一方で「波動性」というものがあり、かつていた音楽業界で例えると、曲を売るためにはスキー場や海、カフェなど色々な場所で流すのが肝心で、何度か聞いていくうちに「あれ?この前もこの曲流れていたな」「最近有名だな」「すごいな、聞いてみよう」と興味を持ってもらえるようになる。これは「波動性」があるから心の変動が起きて、結果的に興味を持ってもらえていると言えます。

僕たちもこの「波動性」を大切にしていて、一気に露出するのではなく、イベントやメディア、書籍などを通して細かい波を何度も出し、体験した方が「フラクタっておもしろい、この会社なら頼んでもいいかな、相談してもいいな」と思っていただけることがリードになり得ると考えています。宣伝会議さんの良さはWebメディアやイベント、書籍など様々なメディアがあること。色々な方向から出した波によって認知が広がっていき、イベントなどに出展した際「この会社なんか知ってる」「あ、この本見たことある」と思っていただける流れをつくることが、僕らの中で大事にしているKPIの1つです。
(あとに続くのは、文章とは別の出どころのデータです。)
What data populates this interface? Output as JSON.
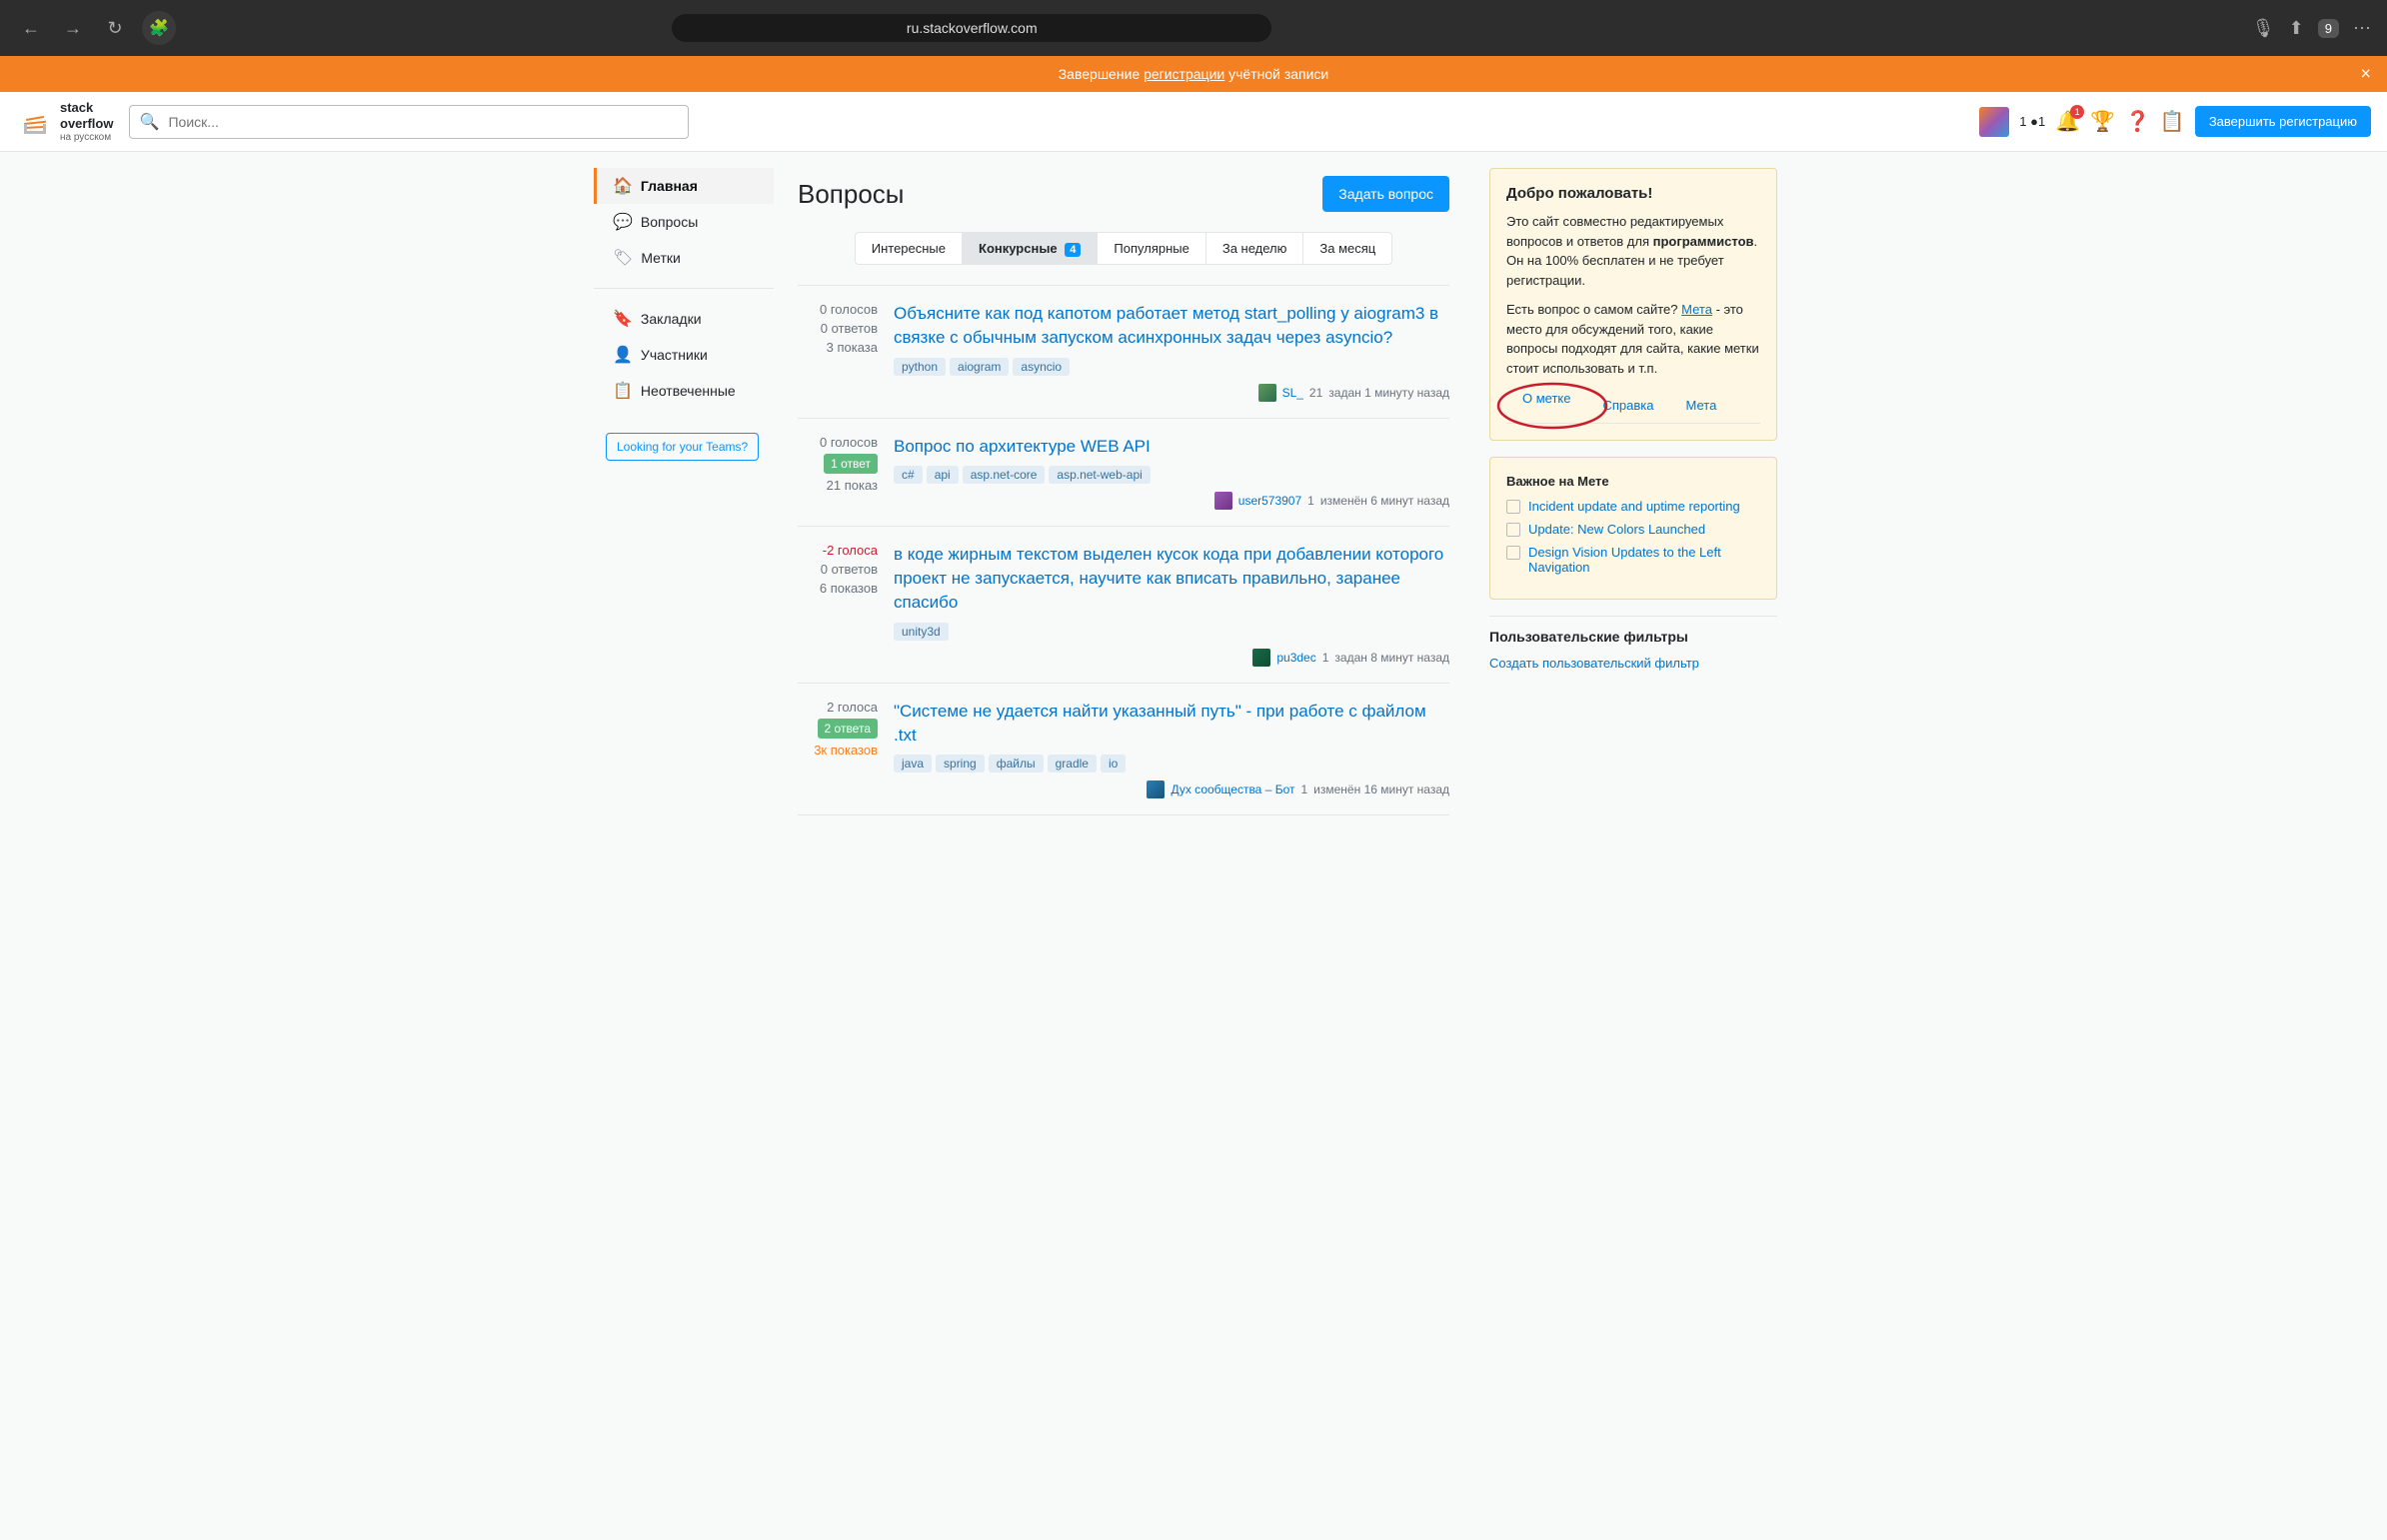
{
  "browser": {
    "url": "ru.stackoverflow.com",
    "back_title": "Back",
    "forward_title": "Forward",
    "reload_title": "Reload",
    "tab_count": "9",
    "mic_icon": "🎙",
    "share_icon": "⬆",
    "tabs_icon": "⊞",
    "more_icon": "⋯"
  },
  "banner": {
    "text_plain": "Завершение ",
    "text_link": "регистрации",
    "text_after": " учётной записи",
    "close_label": "×"
  },
  "header": {
    "logo_text": "stack\noverflow",
    "logo_sub": "на русском",
    "search_placeholder": "Поиск...",
    "register_btn": "Завершить регистрацию",
    "rep_text": "1  ●1"
  },
  "sidebar": {
    "items": [
      {
        "label": "Главная",
        "icon": "🏠",
        "active": true
      },
      {
        "label": "Вопросы",
        "icon": "💬",
        "active": false
      },
      {
        "label": "Метки",
        "icon": "🏷",
        "active": false
      },
      {
        "label": "Закладки",
        "icon": "🔖",
        "active": false
      },
      {
        "label": "Участники",
        "icon": "👤",
        "active": false
      },
      {
        "label": "Неотвеченные",
        "icon": "📋",
        "active": false
      }
    ],
    "teams_btn": "Looking for your Teams?"
  },
  "main": {
    "page_title": "Вопросы",
    "ask_btn": "Задать вопрос",
    "tabs": [
      {
        "label": "Интересные",
        "active": false,
        "badge": null
      },
      {
        "label": "Конкурсные",
        "active": true,
        "badge": "4"
      },
      {
        "label": "Популярные",
        "active": false,
        "badge": null
      },
      {
        "label": "За неделю",
        "active": false,
        "badge": null
      },
      {
        "label": "За месяц",
        "active": false,
        "badge": null
      }
    ],
    "questions": [
      {
        "votes": "0 голосов",
        "answers": "0 ответов",
        "views": "3 показа",
        "answers_count": "0",
        "has_answer": false,
        "title": "Объясните как под капотом работает метод start_polling у aiogram3 в связке с обычным запуском асинхронных задач через asyncio?",
        "tags": [
          "python",
          "aiogram",
          "asyncio"
        ],
        "user": "SL_",
        "user_rep": "21",
        "meta": "задан 1 минуту назад",
        "avatar_class": "av1"
      },
      {
        "votes": "0 голосов",
        "answers": "1 ответ",
        "views": "21 показ",
        "answers_count": "1",
        "has_answer": true,
        "title": "Вопрос по архитектуре WEB API",
        "tags": [
          "c#",
          "api",
          "asp.net-core",
          "asp.net-web-api"
        ],
        "user": "user573907",
        "user_rep": "1",
        "meta": "изменён 6 минут назад",
        "avatar_class": "av2"
      },
      {
        "votes": "-2 голоса",
        "answers": "0 ответов",
        "views": "6 показов",
        "answers_count": "0",
        "has_answer": false,
        "negative": true,
        "title": "в коде жирным текстом выделен кусок кода при добавлении которого проект не запускается, научите как вписать правильно, заранее спасибо",
        "tags": [
          "unity3d"
        ],
        "user": "pu3dec",
        "user_rep": "1",
        "meta": "задан 8 минут назад",
        "avatar_class": "av3"
      },
      {
        "votes": "2 голоса",
        "answers": "2 ответа",
        "views": "3к показов",
        "answers_count": "2",
        "has_answer": true,
        "title": "\"Системе не удается найти указанный путь\" - при работе с файлом .txt",
        "tags": [
          "java",
          "spring",
          "файлы",
          "gradle",
          "io"
        ],
        "user": "Дух сообщества ‒ Бот",
        "user_rep": "1",
        "meta": "изменён 16 минут назад",
        "avatar_class": "av4"
      }
    ]
  },
  "right_sidebar": {
    "welcome_title": "Добро пожаловать!",
    "welcome_text1": "Это сайт совместно редактируемых вопросов и ответов для ",
    "welcome_bold": "программистов",
    "welcome_text2": ". Он на 100% бесплатен и не требует регистрации.",
    "welcome_text3": "Есть вопрос о самом сайте? ",
    "welcome_meta_link": "Мета",
    "welcome_text4": " - это место для обсуждений того, какие вопросы подходят для сайта, какие метки стоит использовать и т.п.",
    "tabs": [
      {
        "label": "О метке"
      },
      {
        "label": "Справка"
      },
      {
        "label": "Мета"
      }
    ],
    "meta_section_title": "Важное на Мете",
    "meta_items": [
      {
        "label": "Incident update and uptime reporting"
      },
      {
        "label": "Update: New Colors Launched"
      },
      {
        "label": "Design Vision Updates to the Left Navigation"
      }
    ],
    "user_filters_title": "Пользовательские фильтры",
    "create_filter_link": "Создать пользовательский фильтр"
  }
}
宣伝会議のメディアやイベントを活用する時、どのような工夫や意識をしているか、お伺いさせてください。

河野氏:数をこなしていかないと良くならない、ということです。2年前に広報チームを新設し去年から現在の2名体制となり、忖度なしで色々なアイデアや露出する場を用意してきてくれていて、この広報体制は数をこなすという意味でも非常に大事だと思っています。広報の管理体制の中で情報を発信していくことは、広告宣伝ではなくて、正しい情報を世の中に発信をしていくためのパブリックなチャンスとして捉えられる利点もあると考えています。

フラクタ様とは2015年から6年近くご一緒していますが、宣伝会議を選び続けていただいている理由はどういったところでしょうか?

宣伝会議さんがメディアとして安定していることが、大事な指標になっています。

スタートアップやIT企業に人気の新興系Webメディアもありますが、僕らは出稿してはいけないと考えています。なぜなら彼らはメディアとして伸びるために速報性や話題性に比重を置いていて、先ほどの「粒子性」「波動性」で言うと「粒子性」が強くなってしまう。そうなるとブランディングには向いてない。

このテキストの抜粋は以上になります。